Over the last ten years of teaching, I have come to see it as a craft. Anyone who knows their subject and genuinely cares about students can get good at it, but that takes continuous practice and honest reflection. Part of that reflection, for me, has been recognising that different students acquire different kinds of knowledge (factual, procedural, conceptual) differently, and that any given topic may call for a variety of modes and approaches. Classroom delivery, I have come to think, is a performance, not in a theatrical sense, but one that needs preparation, rehearsal, and the ability to respond to the audience. Yet what distinguishes a university course from an online one is not content but the relationships it builds: between instructor and student, among students, and between students and the world through the subject. Every cohort is different, which means those relationships, and the course itself, have to be rebuilt each time.
2025–26
The first microeconomics course in the MA Economics programme at Azim Premji University. The course begins with a review of game theory before developing a theory of incomplete contracts. The second half applies these frameworks to labour and credit markets, with students reading applied theory papers drawn from frontier research in these areas.

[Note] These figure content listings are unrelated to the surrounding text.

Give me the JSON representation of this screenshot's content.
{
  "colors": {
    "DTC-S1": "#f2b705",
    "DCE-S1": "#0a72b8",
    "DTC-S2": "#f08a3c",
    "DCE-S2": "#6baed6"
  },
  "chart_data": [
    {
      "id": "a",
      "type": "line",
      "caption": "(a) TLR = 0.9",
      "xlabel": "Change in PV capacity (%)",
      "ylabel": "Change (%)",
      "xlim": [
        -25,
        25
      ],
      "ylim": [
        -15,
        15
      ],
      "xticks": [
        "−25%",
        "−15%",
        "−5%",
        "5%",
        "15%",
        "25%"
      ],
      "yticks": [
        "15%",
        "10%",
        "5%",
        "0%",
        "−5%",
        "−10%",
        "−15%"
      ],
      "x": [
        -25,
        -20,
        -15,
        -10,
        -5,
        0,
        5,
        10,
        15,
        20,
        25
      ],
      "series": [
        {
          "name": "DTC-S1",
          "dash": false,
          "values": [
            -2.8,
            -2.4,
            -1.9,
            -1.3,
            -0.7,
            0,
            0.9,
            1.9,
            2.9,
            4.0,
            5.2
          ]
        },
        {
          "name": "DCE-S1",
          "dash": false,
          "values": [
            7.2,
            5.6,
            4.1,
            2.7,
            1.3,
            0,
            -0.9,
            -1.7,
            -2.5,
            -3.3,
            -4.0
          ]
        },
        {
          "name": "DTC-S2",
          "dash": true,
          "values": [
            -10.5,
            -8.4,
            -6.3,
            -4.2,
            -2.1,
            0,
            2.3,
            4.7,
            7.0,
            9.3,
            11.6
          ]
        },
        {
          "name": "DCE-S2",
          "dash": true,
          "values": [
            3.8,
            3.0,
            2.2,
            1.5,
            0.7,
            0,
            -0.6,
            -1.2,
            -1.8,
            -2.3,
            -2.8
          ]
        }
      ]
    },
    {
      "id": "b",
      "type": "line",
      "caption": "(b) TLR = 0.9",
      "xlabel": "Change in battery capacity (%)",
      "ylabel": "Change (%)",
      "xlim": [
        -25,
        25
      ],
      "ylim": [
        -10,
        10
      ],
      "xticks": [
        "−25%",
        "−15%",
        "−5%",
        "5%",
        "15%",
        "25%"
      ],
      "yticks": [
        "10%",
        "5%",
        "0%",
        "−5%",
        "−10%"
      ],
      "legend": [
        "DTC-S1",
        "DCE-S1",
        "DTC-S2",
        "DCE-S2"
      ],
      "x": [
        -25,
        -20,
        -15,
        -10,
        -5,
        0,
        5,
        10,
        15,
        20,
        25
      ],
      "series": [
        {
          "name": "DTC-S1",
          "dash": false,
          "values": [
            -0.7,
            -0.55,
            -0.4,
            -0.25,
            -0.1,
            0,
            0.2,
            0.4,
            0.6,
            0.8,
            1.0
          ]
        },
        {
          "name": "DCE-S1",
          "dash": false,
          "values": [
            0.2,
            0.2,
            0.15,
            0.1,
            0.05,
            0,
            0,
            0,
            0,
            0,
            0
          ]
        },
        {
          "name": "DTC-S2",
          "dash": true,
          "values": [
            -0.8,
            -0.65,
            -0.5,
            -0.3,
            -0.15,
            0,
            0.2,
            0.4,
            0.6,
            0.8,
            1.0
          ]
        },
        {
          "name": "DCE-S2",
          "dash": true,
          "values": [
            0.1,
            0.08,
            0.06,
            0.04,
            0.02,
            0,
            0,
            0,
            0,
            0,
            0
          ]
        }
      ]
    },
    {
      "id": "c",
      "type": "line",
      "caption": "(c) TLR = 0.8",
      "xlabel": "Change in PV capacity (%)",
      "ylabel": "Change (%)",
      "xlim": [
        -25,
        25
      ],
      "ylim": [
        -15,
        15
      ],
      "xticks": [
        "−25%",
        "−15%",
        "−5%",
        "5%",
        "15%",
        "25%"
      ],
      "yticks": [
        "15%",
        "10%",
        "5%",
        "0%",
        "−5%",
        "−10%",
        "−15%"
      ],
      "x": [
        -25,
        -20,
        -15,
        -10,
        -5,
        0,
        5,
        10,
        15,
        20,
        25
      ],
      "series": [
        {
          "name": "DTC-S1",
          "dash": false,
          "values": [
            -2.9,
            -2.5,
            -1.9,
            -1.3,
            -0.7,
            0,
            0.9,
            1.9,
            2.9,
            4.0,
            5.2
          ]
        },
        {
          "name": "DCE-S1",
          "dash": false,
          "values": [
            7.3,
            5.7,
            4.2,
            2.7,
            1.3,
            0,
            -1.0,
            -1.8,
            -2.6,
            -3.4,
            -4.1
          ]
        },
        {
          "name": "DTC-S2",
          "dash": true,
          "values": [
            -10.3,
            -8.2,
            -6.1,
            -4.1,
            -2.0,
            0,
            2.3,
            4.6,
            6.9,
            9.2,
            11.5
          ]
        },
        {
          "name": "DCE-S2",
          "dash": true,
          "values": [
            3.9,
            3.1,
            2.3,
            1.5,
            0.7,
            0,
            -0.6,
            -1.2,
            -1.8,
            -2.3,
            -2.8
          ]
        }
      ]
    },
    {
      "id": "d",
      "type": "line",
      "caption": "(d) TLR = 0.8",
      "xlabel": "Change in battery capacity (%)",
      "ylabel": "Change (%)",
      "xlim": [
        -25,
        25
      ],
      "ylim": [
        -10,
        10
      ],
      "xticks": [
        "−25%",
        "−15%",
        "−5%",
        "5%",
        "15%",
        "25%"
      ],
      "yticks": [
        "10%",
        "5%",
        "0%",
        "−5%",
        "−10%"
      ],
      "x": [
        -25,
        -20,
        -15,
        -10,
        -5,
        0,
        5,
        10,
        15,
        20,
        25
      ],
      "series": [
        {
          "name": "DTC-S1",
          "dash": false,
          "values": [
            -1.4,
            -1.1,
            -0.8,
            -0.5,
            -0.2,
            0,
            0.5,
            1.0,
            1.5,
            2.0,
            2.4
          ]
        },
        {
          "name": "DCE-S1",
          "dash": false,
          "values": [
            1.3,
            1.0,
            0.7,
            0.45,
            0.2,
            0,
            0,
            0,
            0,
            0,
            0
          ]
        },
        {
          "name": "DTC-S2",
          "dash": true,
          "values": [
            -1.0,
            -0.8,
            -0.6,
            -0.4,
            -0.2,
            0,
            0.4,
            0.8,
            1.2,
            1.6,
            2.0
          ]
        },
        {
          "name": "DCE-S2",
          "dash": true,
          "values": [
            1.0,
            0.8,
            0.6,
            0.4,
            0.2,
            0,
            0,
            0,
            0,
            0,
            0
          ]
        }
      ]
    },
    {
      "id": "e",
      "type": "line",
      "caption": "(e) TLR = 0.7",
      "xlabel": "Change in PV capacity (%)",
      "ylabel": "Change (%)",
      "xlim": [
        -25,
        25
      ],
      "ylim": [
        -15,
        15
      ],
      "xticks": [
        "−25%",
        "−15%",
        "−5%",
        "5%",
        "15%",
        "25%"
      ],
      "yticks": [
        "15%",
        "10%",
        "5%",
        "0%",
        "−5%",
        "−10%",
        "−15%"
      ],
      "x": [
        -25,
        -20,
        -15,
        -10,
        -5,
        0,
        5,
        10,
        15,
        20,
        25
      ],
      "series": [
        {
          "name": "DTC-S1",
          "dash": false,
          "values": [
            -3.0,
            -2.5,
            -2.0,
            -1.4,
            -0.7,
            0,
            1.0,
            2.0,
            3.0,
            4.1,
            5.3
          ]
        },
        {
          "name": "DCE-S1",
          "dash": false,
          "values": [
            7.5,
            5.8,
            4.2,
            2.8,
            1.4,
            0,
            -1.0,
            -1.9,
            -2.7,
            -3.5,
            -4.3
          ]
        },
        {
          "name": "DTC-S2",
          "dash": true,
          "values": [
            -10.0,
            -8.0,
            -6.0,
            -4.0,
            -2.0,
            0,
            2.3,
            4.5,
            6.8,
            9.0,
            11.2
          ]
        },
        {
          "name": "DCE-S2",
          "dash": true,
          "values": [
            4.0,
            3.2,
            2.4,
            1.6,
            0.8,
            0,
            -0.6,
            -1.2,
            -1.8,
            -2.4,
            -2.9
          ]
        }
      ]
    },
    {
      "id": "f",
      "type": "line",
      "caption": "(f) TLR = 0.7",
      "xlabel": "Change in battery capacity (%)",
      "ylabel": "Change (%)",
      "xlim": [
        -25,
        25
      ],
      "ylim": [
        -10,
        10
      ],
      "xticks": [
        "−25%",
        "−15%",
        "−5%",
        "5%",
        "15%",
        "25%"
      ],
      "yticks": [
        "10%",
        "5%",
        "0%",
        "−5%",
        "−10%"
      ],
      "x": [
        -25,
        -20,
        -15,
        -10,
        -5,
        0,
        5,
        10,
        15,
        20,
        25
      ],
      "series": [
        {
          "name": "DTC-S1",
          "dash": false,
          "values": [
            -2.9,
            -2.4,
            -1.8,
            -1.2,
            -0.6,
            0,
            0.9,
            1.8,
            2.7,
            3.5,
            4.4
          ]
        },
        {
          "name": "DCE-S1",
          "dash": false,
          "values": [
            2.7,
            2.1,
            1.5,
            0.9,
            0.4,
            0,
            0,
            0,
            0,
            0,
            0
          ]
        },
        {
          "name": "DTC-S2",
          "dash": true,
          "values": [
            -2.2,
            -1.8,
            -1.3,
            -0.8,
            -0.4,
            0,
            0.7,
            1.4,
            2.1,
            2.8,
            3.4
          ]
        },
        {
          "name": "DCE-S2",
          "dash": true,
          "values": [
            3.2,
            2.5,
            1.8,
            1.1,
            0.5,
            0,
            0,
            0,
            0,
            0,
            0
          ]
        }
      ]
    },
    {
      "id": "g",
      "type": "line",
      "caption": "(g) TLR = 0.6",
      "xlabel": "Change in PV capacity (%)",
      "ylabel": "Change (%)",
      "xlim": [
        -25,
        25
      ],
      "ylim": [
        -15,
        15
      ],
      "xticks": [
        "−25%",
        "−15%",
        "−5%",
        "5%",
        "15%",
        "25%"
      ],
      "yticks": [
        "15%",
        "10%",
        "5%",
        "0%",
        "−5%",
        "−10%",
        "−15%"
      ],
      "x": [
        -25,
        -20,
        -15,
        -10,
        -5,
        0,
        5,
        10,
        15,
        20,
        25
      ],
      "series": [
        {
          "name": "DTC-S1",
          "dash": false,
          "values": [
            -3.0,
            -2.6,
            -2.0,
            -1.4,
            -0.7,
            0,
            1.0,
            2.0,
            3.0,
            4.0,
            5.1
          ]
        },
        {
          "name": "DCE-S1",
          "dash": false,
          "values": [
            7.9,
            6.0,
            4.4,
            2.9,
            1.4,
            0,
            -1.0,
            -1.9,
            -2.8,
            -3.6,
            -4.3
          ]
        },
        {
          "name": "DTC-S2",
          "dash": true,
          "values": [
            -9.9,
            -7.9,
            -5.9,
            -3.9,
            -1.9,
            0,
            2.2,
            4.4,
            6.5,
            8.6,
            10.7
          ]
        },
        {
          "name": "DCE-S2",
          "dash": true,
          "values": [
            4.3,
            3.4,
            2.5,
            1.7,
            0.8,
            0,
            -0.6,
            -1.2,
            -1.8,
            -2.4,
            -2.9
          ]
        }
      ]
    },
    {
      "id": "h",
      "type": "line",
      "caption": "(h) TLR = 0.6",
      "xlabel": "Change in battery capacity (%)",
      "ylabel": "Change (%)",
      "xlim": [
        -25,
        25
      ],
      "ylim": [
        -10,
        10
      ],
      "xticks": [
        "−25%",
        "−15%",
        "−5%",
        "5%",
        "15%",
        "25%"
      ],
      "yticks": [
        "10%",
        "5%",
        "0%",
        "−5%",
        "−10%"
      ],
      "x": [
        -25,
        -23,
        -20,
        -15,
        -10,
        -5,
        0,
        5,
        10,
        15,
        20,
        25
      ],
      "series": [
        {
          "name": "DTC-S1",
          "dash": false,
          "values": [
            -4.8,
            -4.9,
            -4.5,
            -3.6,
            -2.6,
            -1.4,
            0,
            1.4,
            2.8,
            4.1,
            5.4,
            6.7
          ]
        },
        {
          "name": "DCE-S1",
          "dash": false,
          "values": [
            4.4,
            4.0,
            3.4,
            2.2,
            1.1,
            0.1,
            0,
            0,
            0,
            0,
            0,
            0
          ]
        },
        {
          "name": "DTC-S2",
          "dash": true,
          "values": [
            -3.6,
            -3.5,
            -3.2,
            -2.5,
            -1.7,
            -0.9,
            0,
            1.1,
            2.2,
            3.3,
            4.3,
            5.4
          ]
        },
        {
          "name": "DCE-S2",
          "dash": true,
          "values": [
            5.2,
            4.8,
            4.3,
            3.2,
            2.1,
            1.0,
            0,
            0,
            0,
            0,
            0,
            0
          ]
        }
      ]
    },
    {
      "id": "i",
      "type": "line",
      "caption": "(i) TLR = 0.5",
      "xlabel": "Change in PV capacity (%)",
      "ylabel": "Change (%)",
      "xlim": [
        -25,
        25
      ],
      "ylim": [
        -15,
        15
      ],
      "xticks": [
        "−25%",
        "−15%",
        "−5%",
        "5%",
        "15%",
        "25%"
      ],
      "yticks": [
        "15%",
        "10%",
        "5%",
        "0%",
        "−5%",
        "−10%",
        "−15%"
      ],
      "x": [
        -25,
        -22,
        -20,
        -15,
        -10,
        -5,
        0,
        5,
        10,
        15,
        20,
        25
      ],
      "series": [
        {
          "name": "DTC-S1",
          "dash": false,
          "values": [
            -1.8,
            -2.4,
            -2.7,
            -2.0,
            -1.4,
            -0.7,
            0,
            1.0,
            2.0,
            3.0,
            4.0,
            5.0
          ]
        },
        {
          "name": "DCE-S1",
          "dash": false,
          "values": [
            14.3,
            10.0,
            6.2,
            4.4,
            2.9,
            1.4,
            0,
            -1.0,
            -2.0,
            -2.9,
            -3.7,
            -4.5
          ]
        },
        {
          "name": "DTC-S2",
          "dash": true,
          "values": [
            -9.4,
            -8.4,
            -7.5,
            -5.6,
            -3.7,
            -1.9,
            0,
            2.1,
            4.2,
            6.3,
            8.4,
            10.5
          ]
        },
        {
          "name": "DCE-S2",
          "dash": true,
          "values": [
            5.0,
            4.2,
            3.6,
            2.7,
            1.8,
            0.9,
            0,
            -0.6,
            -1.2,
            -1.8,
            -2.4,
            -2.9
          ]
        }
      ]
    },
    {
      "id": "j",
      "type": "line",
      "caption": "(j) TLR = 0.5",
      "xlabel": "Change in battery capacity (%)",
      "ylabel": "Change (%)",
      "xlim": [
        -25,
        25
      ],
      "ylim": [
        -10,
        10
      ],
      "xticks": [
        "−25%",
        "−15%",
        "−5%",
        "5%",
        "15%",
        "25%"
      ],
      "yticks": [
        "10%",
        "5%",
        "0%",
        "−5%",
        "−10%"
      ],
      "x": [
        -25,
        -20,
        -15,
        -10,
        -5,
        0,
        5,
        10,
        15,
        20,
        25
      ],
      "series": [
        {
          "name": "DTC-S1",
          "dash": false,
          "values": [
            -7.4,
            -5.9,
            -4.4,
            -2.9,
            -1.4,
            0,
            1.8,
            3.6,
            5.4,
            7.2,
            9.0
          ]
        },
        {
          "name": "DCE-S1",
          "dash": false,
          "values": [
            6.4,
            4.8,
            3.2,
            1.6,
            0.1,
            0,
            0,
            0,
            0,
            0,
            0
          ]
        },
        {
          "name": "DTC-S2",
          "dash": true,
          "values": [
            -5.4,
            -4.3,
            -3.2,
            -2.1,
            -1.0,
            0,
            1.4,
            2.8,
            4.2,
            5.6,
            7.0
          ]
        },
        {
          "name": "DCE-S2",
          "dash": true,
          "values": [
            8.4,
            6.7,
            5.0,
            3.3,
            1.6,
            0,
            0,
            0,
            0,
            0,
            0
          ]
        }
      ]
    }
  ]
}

Course materials will be made available here.
A third-year undergraduate elective that develops game-theoretic tools and applies them to a wide range of social and economic phenomena. A distinctive feature of the course is that each student reads one book from a curated list of popular accounts of game theory, connecting the formal material to real-world applications and broader ideas.
Reading list and course visualisations will be made available here.
Previously Taught
An introductory undergraduate course covering the quantitative tools used in economic analysis, with an emphasis on building intuition alongside technique.
An introductory undergraduate course on statistical reasoning and methods as applied in economics, covering descriptive statistics, probability, and the foundations of inference.